U.S. Rep. Ileana Ros-Lehtinen, (R-Fla.) who is chair of the Middle East and North Africa Subcommittee, assailed the Castro regime's Guantanamo demands.

“According to the legally binding agreement between the U.S. and Cuba regarding Guantanamo: ‘so long as the United States of America shall not abandon the said naval station of Guantanamo or the two Governments shall not agree to a modification of its present limits, the station shall continue to have the territorial area that it now has,'" the Cuban-American lawmaker said in a statement to the press.

“Naval Station Guantanamo Bay is strategically important for U.S. national security...The President must not allow this strategic asset to be extorted from the U.S. by the Castro brothers at any cost."

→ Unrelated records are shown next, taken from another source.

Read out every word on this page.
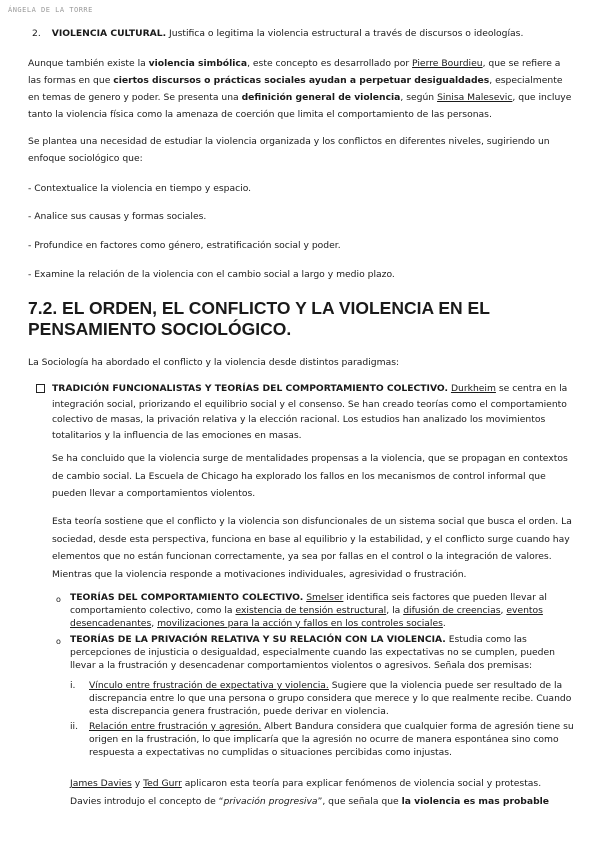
ÁNGELA DE LA TORRE

2. VIOLENCIA CULTURAL. Justifica o legitima la violencia estructural a través de discursos o ideologías.

Aunque también existe la violencia simbólica, este concepto es desarrollado por Pierre Bourdieu, que se refiere a las formas en que ciertos discursos o prácticas sociales ayudan a perpetuar desigualdades, especialmente en temas de genero y poder. Se presenta una definición general de violencia, según Sinisa Malesevic, que incluye tanto la violencia física como la amenaza de coerción que limita el comportamiento de las personas.

Se plantea una necesidad de estudiar la violencia organizada y los conflictos en diferentes niveles, sugiriendo un enfoque sociológico que:

- Contextualice la violencia en tiempo y espacio.

- Analice sus causas y formas sociales.

- Profundice en factores como género, estratificación social y poder.

- Examine la relación de la violencia con el cambio social a largo y medio plazo.

7.2. EL ORDEN, EL CONFLICTO Y LA VIOLENCIA EN EL PENSAMIENTO SOCIOLÓGICO.

La Sociología ha abordado el conflicto y la violencia desde distintos paradigmas:

TRADICIÓN FUNCIONALISTAS Y TEORÍAS DEL COMPORTAMIENTO COLECTIVO. Durkheim se centra en la integración social, priorizando el equilibrio social y el consenso. Se han creado teorías como el comportamiento colectivo de masas, la privación relativa y la elección racional. Los estudios han analizado los movimientos totalitarios y la influencia de las emociones en masas.

Se ha concluido que la violencia surge de mentalidades propensas a la violencia, que se propagan en contextos de cambio social. La Escuela de Chicago ha explorado los fallos en los mecanismos de control informal que pueden llevar a comportamientos violentos.

Esta teoría sostiene que el conflicto y la violencia son disfuncionales de un sistema social que busca el orden. La sociedad, desde esta perspectiva, funciona en base al equilibrio y la estabilidad, y el conflicto surge cuando hay elementos que no están funcionan correctamente, ya sea por fallas en el control o la integración de valores. Mientras que la violencia responde a motivaciones individuales, agresividad o frustración.

o TEORÍAS DEL COMPORTAMIENTO COLECTIVO. Smelser identifica seis factores que pueden llevar al comportamiento colectivo, como la existencia de tensión estructural, la difusión de creencias, eventos desencadenantes, movilizaciones para la acción y fallos en los controles sociales.

o TEORÍAS DE LA PRIVACIÓN RELATIVA Y SU RELACIÓN CON LA VIOLENCIA. Estudia como las percepciones de injusticia o desigualdad, especialmente cuando las expectativas no se cumplen, pueden llevar a la frustración y desencadenar comportamientos violentos o agresivos. Señala dos premisas:

i. Vínculo entre frustración de expectativa y violencia. Sugiere que la violencia puede ser resultado de la discrepancia entre lo que una persona o grupo considera que merece y lo que realmente recibe. Cuando esta discrepancia genera frustración, puede derivar en violencia.

ii. Relación entre frustración y agresión. Albert Bandura considera que cualquier forma de agresión tiene su origen en la frustración, lo que implicaría que la agresión no ocurre de manera espontánea sino como respuesta a expectativas no cumplidas o situaciones percibidas como injustas.

James Davies y Ted Gurr aplicaron esta teoría para explicar fenómenos de violencia social y protestas. Davies introdujo el concepto de “privación progresiva”, que señala que la violencia es mas probable
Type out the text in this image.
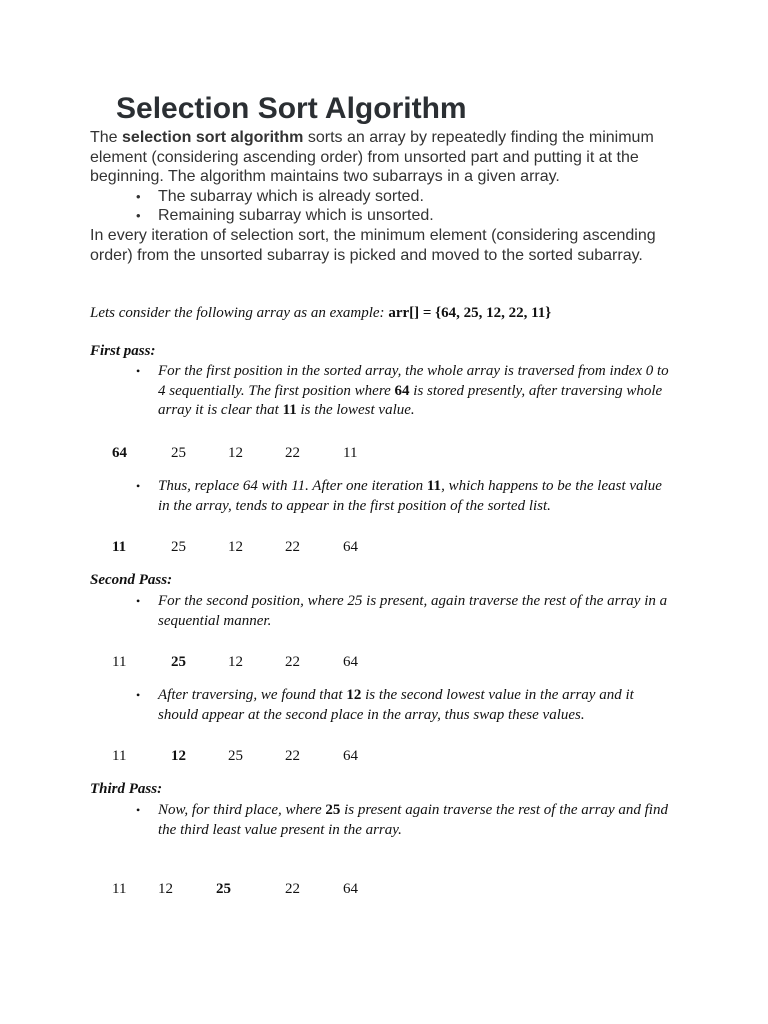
Selection Sort Algorithm

The selection sort algorithm sorts an array by repeatedly finding the minimum element (considering ascending order) from unsorted part and putting it at the beginning. The algorithm maintains two subarrays in a given array.

• The subarray which is already sorted.
• Remaining subarray which is unsorted.

In every iteration of selection sort, the minimum element (considering ascending order) from the unsorted subarray is picked and moved to the sorted subarray.

Lets consider the following array as an example: arr[] = {64, 25, 12, 22, 11}
First pass:
•	For the first position in the sorted array, the whole array is traversed from index 0 to 4 sequentially. The first position where 64 is stored presently, after traversing whole array it is clear that 11 is the lowest value.
64	25	12	22	11
•	Thus, replace 64 with 11. After one iteration 11, which happens to be the least value in the array, tends to appear in the first position of the sorted list.
11	25	12	22	64
Second Pass:
•	For the second position, where 25 is present, again traverse the rest of the array in a sequential manner.
11	25	12	22	64
•	After traversing, we found that 12 is the second lowest value in the array and it should appear at the second place in the array, thus swap these values.
11	12	25	22	64
Third Pass:
•	Now, for third place, where 25 is present again traverse the rest of the array and find the third least value present in the array.
11 12	25	22	64
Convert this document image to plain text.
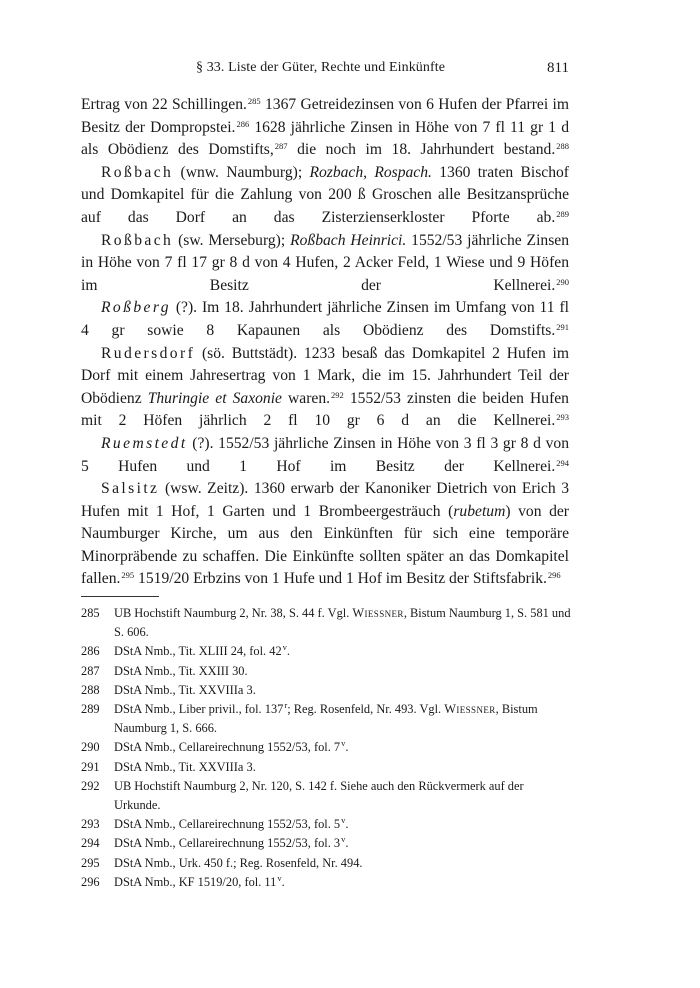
§ 33. Liste der Güter, Rechte und Einkünfte	811

Ertrag von 22 Schillingen.$^{285}$ 1367 Getreidezinsen von 6 Hufen der Pfarrei im Besitz der Dompropstei.$^{286}$ 1628 jährliche Zinsen in Höhe von 7 fl 11 gr 1 d als Obödienz des Domstifts,$^{287}$ die noch im 18. Jahrhundert bestand.$^{288}$

Roßbach (wnw. Naumburg); Rozbach, Rospach. 1360 traten Bischof und Domkapitel für die Zahlung von 200 ß Groschen alle Besitzansprüche auf das Dorf an das Zisterzienserkloster Pforte ab.$^{289}$

Roßbach (sw. Merseburg); Roßbach Heinrici. 1552/53 jährliche Zinsen in Höhe von 7 fl 17 gr 8 d von 4 Hufen, 2 Acker Feld, 1 Wiese und 9 Höfen im Besitz der Kellnerei.$^{290}$

Roßberg (?). Im 18. Jahrhundert jährliche Zinsen im Umfang von 11 fl 4 gr sowie 8 Kapaunen als Obödienz des Domstifts.$^{291}$

Rudersdorf (sö. Buttstädt). 1233 besaß das Domkapitel 2 Hufen im Dorf mit einem Jahresertrag von 1 Mark, die im 15. Jahrhundert Teil der Obödienz Thuringie et Saxonie waren.$^{292}$ 1552/53 zinsten die beiden Hufen mit 2 Höfen jährlich 2 fl 10 gr 6 d an die Kellnerei.$^{293}$

Ruemstedt (?). 1552/53 jährliche Zinsen in Höhe von 3 fl 3 gr 8 d von 5 Hufen und 1 Hof im Besitz der Kellnerei.$^{294}$

Salsitz (wsw. Zeitz). 1360 erwarb der Kanoniker Dietrich von Erich 3 Hufen mit 1 Hof, 1 Garten und 1 Brombeergesträuch (rubetum) von der Naumburger Kirche, um aus den Einkünften für sich eine temporäre Minorpräbende zu schaffen. Die Einkünfte sollten später an das Domkapitel fallen.$^{295}$ 1519/20 Erbzins von 1 Hufe und 1 Hof im Besitz der Stiftsfabrik.$^{296}$

285 UB Hochstift Naumburg 2, Nr. 38, S. 44 f. Vgl. Wiessner, Bistum Naumburg 1, S. 581 und S. 606.
286 DStA Nmb., Tit. XLIII 24, fol. 42$^v$.
287 DStA Nmb., Tit. XXIII 30.
288 DStA Nmb., Tit. XXVIIIa 3.
289 DStA Nmb., Liber privil., fol. 137$^r$; Reg. Rosenfeld, Nr. 493. Vgl. Wiessner, Bistum Naumburg 1, S. 666.
290 DStA Nmb., Cellareirechnung 1552/53, fol. 7$^v$.
291 DStA Nmb., Tit. XXVIIIa 3.
292 UB Hochstift Naumburg 2, Nr. 120, S. 142 f. Siehe auch den Rückvermerk auf der Urkunde.
293 DStA Nmb., Cellareirechnung 1552/53, fol. 5$^v$.
294 DStA Nmb., Cellareirechnung 1552/53, fol. 3$^v$.
295 DStA Nmb., Urk. 450 f.; Reg. Rosenfeld, Nr. 494.
296 DStA Nmb., KF 1519/20, fol. 11$^v$.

Ros-Lehtinen said the Castro regime needs to acknowledge the compensation it owes to Cubans and Americans whose properties and assets it confiscated.

“Noticeably absent from the regime’s demands, not surprisingly, is any offer to compensate the Cubans and Americans who had their land and property seized by the Castro regime, any change in its oppressive nature and abysmal human rights practices, and to halt its support for terrorism.”

Cuba has said it welcomes the measures but has no intention of changing its system. Without establishing specific conditions, Castro's government has increasingly linked the negotiations with the U.S. to a set of longstanding demands that include an end to U.S. support for Cuban dissidents and Cuba's removal from the U.S. list of state sponsors of terrorism.

On Wednesday, Castro emphasized an even broader list of Cuban demands, saying that while diplomatic ties may be re-established, normal relations with the U.S. depend on a series of concessions that appear highly unlikely in the near future.

"The reestablishment of diplomatic relations is the start of a process of normalizing bilateral relations, but this will not be possible while the blockade still exists, while they don't give back the territory illegally occupied by the Guanatanamo naval base," Castro said.

He demanded that the U.S. end the transmission of anti-Castro radio and television broadcasts and deliver "just compensation to our people for the human and economic damage that they're suffered."

The U.S. State Department did not immediately respond to a request for comment on Castro's remarks.